Here’s how you can lower risk by changing attitudes from top to bottom.
When it comes to defining an organisation’s mission and vision, a lot of time is spent refining and getting it right. However, when it comes to making security awareness part of that overall approach, this isn’t the case.
With security awareness, creating a mission typically equals checking a box when really, it should be about commitment and underscoring the importance of security. A commitment to security from every employee and an understanding of how important it is to be secure should be part of an organisation’s guts and what makes it successful.
But to facilitate this, your awareness training must first engage your employees and engagement is definitely not just checking a box. It’s about going from compliance (“I took the training”) to commitment (“I learned from the training and modified my behavior because of my newfound awareness”).
Getting everyone committed is a key element for making any cybersecurity program work, but it is exceptionally difficult to create what is essentially a dramatic shift in corporate culture.
Four Cs of a Cybersecurity Awareness Program
In his recent post Why Employees Habits Are Cyber Risks, Josh Douglas wrote about the four key “Cs” on which cybersecurity awareness programs will either succeed or fail: compliance, commitment, complexity and culture. He argued that culture is the hardest to change and move the needle on, but at the same time, it’s the one with the most impact.
My takeaway: with the right approach, you can not only build a program around cybersecurity awareness but have that program foster behaviors that are ingrained directly into the day-to-day behavior of your employees, specifically the instinct to “stop, think and verify.”

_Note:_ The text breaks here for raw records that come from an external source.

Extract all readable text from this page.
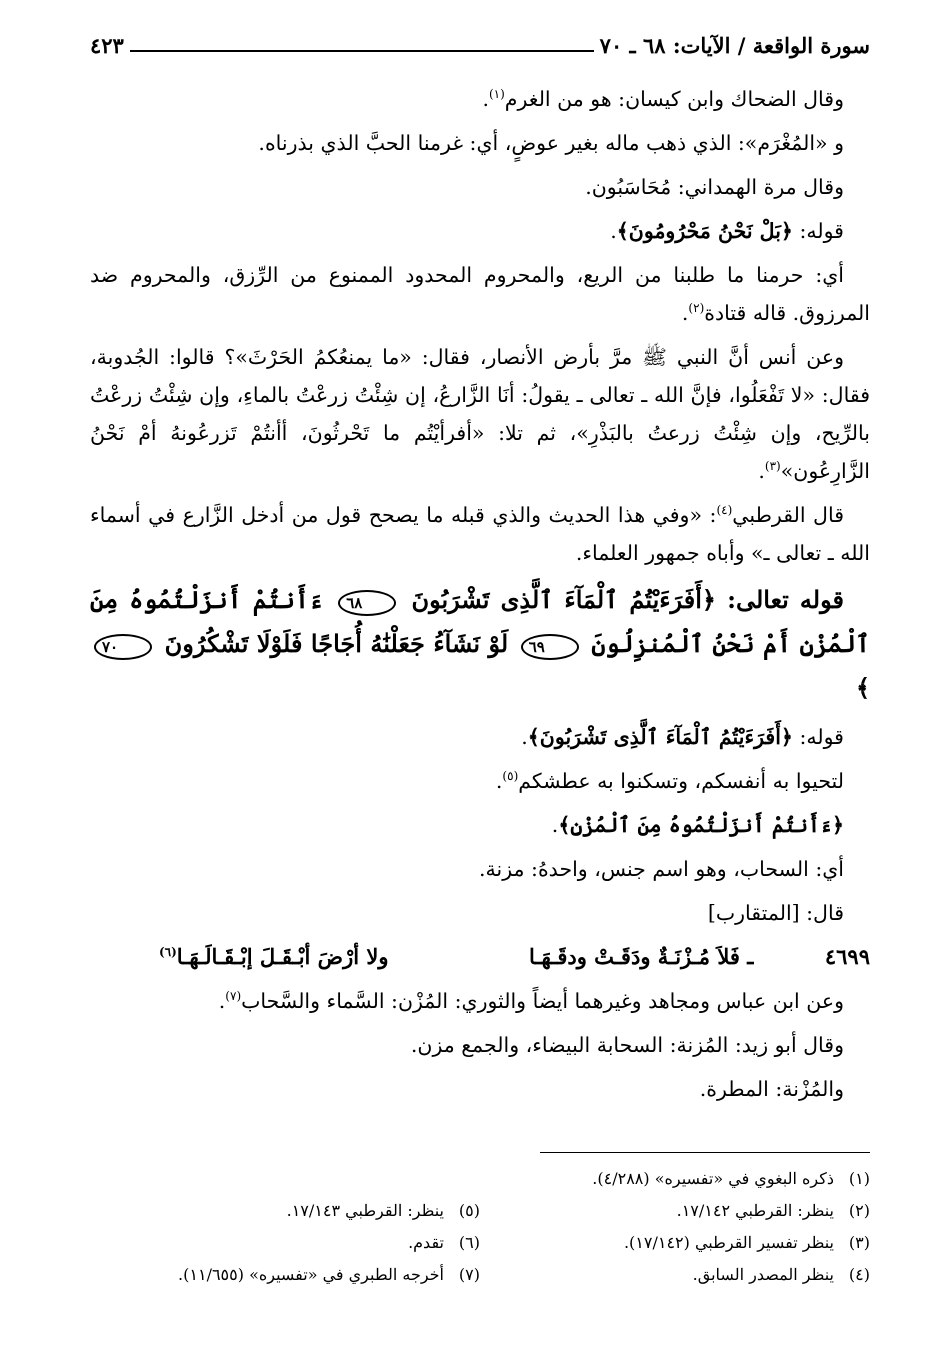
سورة الواقعة / الآيات: ٦٨ ـ ٧٠
٤٢٣
وقال الضحاك وابن كيسان: هو من الغرم$^{(١)}$.
و «المُغْرَم»: الذي ذهب ماله بغير عوضٍ، أي: غرمنا الحبَّ الذي بذرناه.
وقال مرة الهمداني: مُحَاسَبُون.
قوله: ﴿بَلْ نَحْنُ مَحْرُومُونَ﴾.
أي: حرمنا ما طلبنا من الريع، والمحروم المحدود الممنوع من الرِّزق، والمحروم ضد المرزوق. قاله قتادة$^{(٢)}$.
وعن أنس أنَّ النبي ﷺ مرَّ بأرض الأنصار، فقال: «ما يمنعُكمُ الحَرْثَ»؟ قالوا: الجُدوبة، فقال: «لا تَفْعَلُوا، فإنَّ الله ـ تعالى ـ يقولُ: أنَا الزَّارعُ، إن شِئْتُ زرعْتُ بالماءِ، وإن شِئْتُ زرعْتُ بالرِّيح، وإن شِئْتُ زرعتُ بالبَذْرِ»، ثم تلا: «أفرأيْتُم ما تَحْرثُونَ، أأنتُمْ تَزرعُونهُ أمْ نَحْنُ الزَّارِعُون»$^{(٣)}$.
قال القرطبي$^{(٤)}$: «وفي هذا الحديث والذي قبله ما يصحح قول من أدخل الزَّارع في أسماء الله ـ تعالى ـ» وأباه جمهور العلماء.
قوله تعالى: ﴿أَفَرَءَيْتُمُ ٱلْمَآءَ ٱلَّذِى تَشْرَبُونَ ٦٨ ءَأَنتُمْ أَنزَلْتُمُوهُ مِنَ ٱلْمُزْنِ أَمْ نَحْنُ ٱلْمُنزِلُونَ ٦٩ لَوْ نَشَآءُ جَعَلْنَٰهُ أُجَاجًا فَلَوْلَا تَشْكُرُونَ ٧٠ ﴾
قوله: ﴿أَفَرَءَيْتُمُ ٱلْمَآءَ ٱلَّذِى تَشْرَبُونَ﴾.
لتحيوا به أنفسكم، وتسكنوا به عطشكم$^{(٥)}$.
﴿ءَأَنتُمْ أَنزَلْتُمُوهُ مِنَ ٱلْمُزْنِ﴾.
أي: السحاب، وهو اسم جنس، واحدهُ: مزنة.
قال: [المتقارب]
٤٦٩٩
ـ فَلاَ مُـزْنَـةٌ ودَقَـتْ ودقَـهَـا
ولا أرْضَ أبْـقَـلَ إبْـقَـالَـهَـا$^{(٦)}$
وعن ابن عباس ومجاهد وغيرهما أيضاً والثوري: المُزْن: السَّماء والسَّحاب$^{(٧)}$.
وقال أبو زيد: المُزنة: السحابة البيضاء، والجمع مزن.
والمُزْنة: المطرة.
(١)ذكره البغوي في «تفسيره» (٤/٢٨٨).
(٢)ينظر: القرطبي ١٧/١٤٢.
(٣)ينظر تفسير القرطبي (١٧/١٤٢).
(٤)ينظر المصدر السابق.
(٥)ينظر: القرطبي ١٧/١٤٣.
(٦)تقدم.
(٧)أخرجه الطبري في «تفسيره» (١١/٦٥٥).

5 Steps to Changing Corporate Behaviour Around Cybersecurity
Cyber awareness training is paramount when it comes to shifting behavior for your employees and lowering risk. The key is to make sure senior leadership rallies behind it to create commitment for a strong and lasting cybersecurity program. Here’s how to get started, in five steps:
Get buy-in and commitment from senior leadership
Behavior in a company always starts at the top. To get your whole organisation on board with cybersecurity awareness, those key stakeholders that set the tone for everything you do must be your biggest champions. If they aren’t, it’s going to be very difficult for your efforts to success.
Annual or quarterly training – which we found is what 52% of organisations do according to our research – isn’t effective. Your employees will take the training and likely forget about it until they do it again next year. Conducting the training in short bursts monthly will work much better.
Make sure training is engaging and fun
Nobody likes training that’s boring, dull or makes you feel like you’re being preached at or talked down to. Injecting humor into what you’re trying to provide can be a great start to an engaging and effective cybersecurity awareness training program. And keep it short. EVERYONE is busy. If you can’t get your point across in three-to-five minutes per training session, you are doing something wrong.
Underscore the importance of basic security hygiene
Context is critical for your program to work. Provide real-life examples of how your organisation may have failed and consequently suffered a cybersecurity breach. This will provide added weight to what you’re trying to accomplish. And while phishing is the number one attack vector companies face, it’s not everything.
Basic security hygiene means not plugging in unknown USBs, not talking about proprietary information in public places, not leaving your screen unlocked when you step away to grab a coffee. A little bit of heightened situational awareness goes a very long way to keeping the entire organisation safe.
Keep track of performance and effectiveness
You’ll need to find the correct metrics to show how your program is working. Otherwise, you won’t get the support you need to continue doing this important work. Click-through rates of your program elements are a good place to start.